In this tutorial, I'll introduce a basic machine vision system which is capable of solving several problems. It uses some imaging code from the Java Machine Learning Library, a basic genetic learning technique and an algorithm called AdaBoost.
Please note - this is not a walkthrough. It is intended to give an overview of this kind of system - you can then look at the source code to fully understand how it works.
The system uses a basic learning technique (a Genetic Algorithm) to search for solutions to a particular problem. These solutions use basic data (features) from the image, together with a threshold to make a binary decision about each image, deciding whether it is something that we are interested in, or not.
The kind of problem we will solve is a detection problem. That is we would like to look at an image and locate all objects of a particular type in it. In this case we will use it to learn a detector which can recognise human faces.
In order to locate the objects, we move a small "window" across the image, which returns a true/false report for each point in the image. We can then view the result on the whole image, which should point out the locations the faces are to be found.
A feature consists of one or more adjacent rectangular areas. The average intensity of pixels for each is calculated. The feature returns the difference between the areas.
A low value will indicate that the two areas appear to be about the same, whereas a high difference indicates that one rectangle is darker than the other. Depending on the shapes of the rectangles, this may indicate that we're looking at the nose of a person, or their eyes, or something more subtle.

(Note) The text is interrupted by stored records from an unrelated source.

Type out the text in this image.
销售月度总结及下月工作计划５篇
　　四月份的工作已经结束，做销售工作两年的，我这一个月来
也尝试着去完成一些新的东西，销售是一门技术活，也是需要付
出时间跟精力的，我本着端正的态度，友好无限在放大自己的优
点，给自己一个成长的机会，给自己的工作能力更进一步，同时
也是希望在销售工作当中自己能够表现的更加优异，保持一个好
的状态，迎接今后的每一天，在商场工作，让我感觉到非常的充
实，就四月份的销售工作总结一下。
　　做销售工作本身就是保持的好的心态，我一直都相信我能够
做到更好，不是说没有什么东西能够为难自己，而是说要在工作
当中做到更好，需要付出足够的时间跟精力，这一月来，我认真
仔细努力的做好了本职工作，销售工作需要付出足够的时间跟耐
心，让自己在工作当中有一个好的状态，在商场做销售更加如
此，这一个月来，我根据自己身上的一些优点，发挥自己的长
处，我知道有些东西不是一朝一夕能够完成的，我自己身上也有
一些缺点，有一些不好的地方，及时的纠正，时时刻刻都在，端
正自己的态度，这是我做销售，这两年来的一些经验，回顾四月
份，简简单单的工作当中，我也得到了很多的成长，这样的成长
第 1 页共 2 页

Each feature is defined by five important values: the offset in X and Y of the first rectangle from the top-left-corner of the window, and the width and height of the rectangles. These values are expressed as percentages, between 0-1, so they can be applied to a window of any size. The final value determines what combination of rectangles is used, there are three choices:
Haar Features | ||
Horizontal difference between two rectangles | Vertical difference between two rectangles | Horizontal difference between three rectangles |
As the system is expected to learn, we need to give it some examples of what is a face, and what is not. There are two sets of images - a set of faces cropped using the Image Grabber and a set of pictures of things that are not faces. We'll expect the detector to return "true" for all the faces, and "false" for all the non-faces. We can figure out a metric for how good each detector is simply by counting how many mistakes it makes on this data.

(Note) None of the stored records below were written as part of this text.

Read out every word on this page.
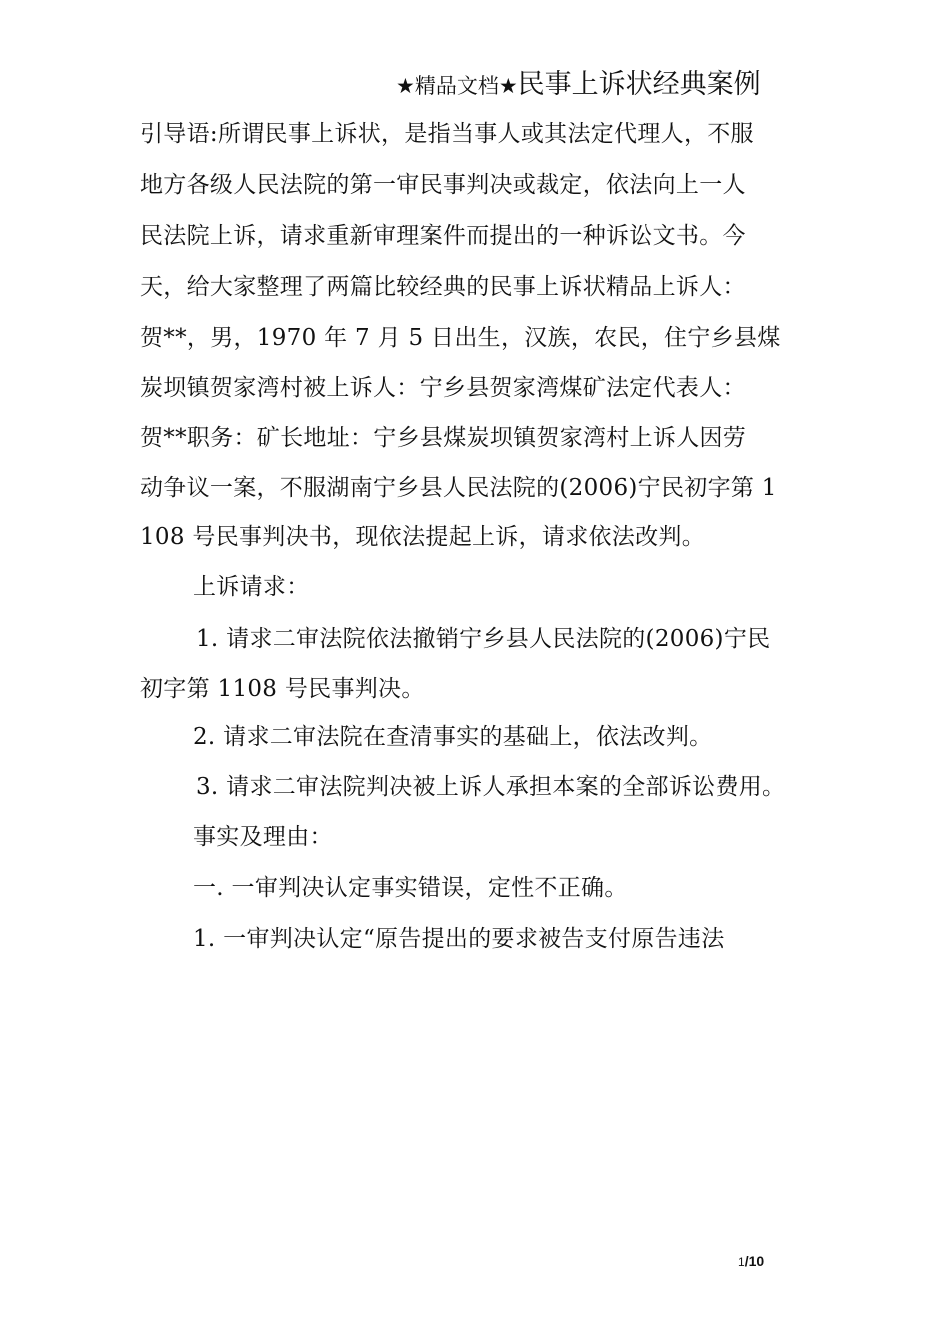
★精品文档★民事上诉状经典案例
引导语:所谓民事上诉状，是指当事人或其法定代理人，不服
地方各级人民法院的第一审民事判决或裁定，依法向上一人
民法院上诉，请求重新审理案件而提出的一种诉讼文书。今
天，给大家整理了两篇比较经典的民事上诉状精品上诉人：
贺**，男，1970 年 7 月 5 日出生，汉族，农民，住宁乡县煤
炭坝镇贺家湾村被上诉人：宁乡县贺家湾煤矿法定代表人：
贺**职务：矿长地址：宁乡县煤炭坝镇贺家湾村上诉人因劳
动争议一案，不服湖南宁乡县人民法院的(2006)宁民初字第 1
108 号民事判决书，现依法提起上诉，请求依法改判。
上诉请求：
1. 请求二审法院依法撤销宁乡县人民法院的(2006)宁民
初字第 1108 号民事判决。
2. 请求二审法院在查清事实的基础上，依法改判。
3. 请求二审法院判决被上诉人承担本案的全部诉讼费用。
事实及理由：
一. 一审判决认定事实错误，定性不正确。
1. 一审判决认定“原告提出的要求被告支付原告违法
1/10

You'll notice that there are a lot more instances of "non faces" than there are of faces
As it isn't easy to guess which features will work well and which will not on our training data, we'll use a simple learning system to find good ones automatically. Many learning algorithms exist which are capable of solving this kind of problem, but we'll use a Genetic Algorithm (GA).

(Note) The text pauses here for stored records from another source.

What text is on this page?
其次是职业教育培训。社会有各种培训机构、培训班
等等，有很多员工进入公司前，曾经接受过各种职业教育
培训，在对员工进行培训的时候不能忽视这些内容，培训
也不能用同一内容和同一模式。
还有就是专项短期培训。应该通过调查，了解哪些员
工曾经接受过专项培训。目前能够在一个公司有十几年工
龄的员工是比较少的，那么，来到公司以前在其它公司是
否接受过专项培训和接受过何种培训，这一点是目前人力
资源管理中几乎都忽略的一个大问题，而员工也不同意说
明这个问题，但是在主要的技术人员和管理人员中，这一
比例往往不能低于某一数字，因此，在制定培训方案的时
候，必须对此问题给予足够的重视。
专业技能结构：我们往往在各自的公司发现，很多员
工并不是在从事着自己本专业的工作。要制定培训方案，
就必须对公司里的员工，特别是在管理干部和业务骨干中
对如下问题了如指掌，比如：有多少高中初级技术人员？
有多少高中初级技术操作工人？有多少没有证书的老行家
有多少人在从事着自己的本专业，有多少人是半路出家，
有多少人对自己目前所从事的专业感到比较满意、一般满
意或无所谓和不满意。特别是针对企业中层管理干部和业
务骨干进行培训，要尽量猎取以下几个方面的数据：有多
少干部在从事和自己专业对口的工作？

It is very hard for a single feature to be able to discriminate all faces from all non faces, so we'll actually evolve a "detector", which may use several features. It will add up the results of each feature and then use a threshold to determine whether the image is "true" or "false". We'll set it up so that the result of each feature can be either positive or negative, thus allowing the detector to make decisions based on the difference between two or more features.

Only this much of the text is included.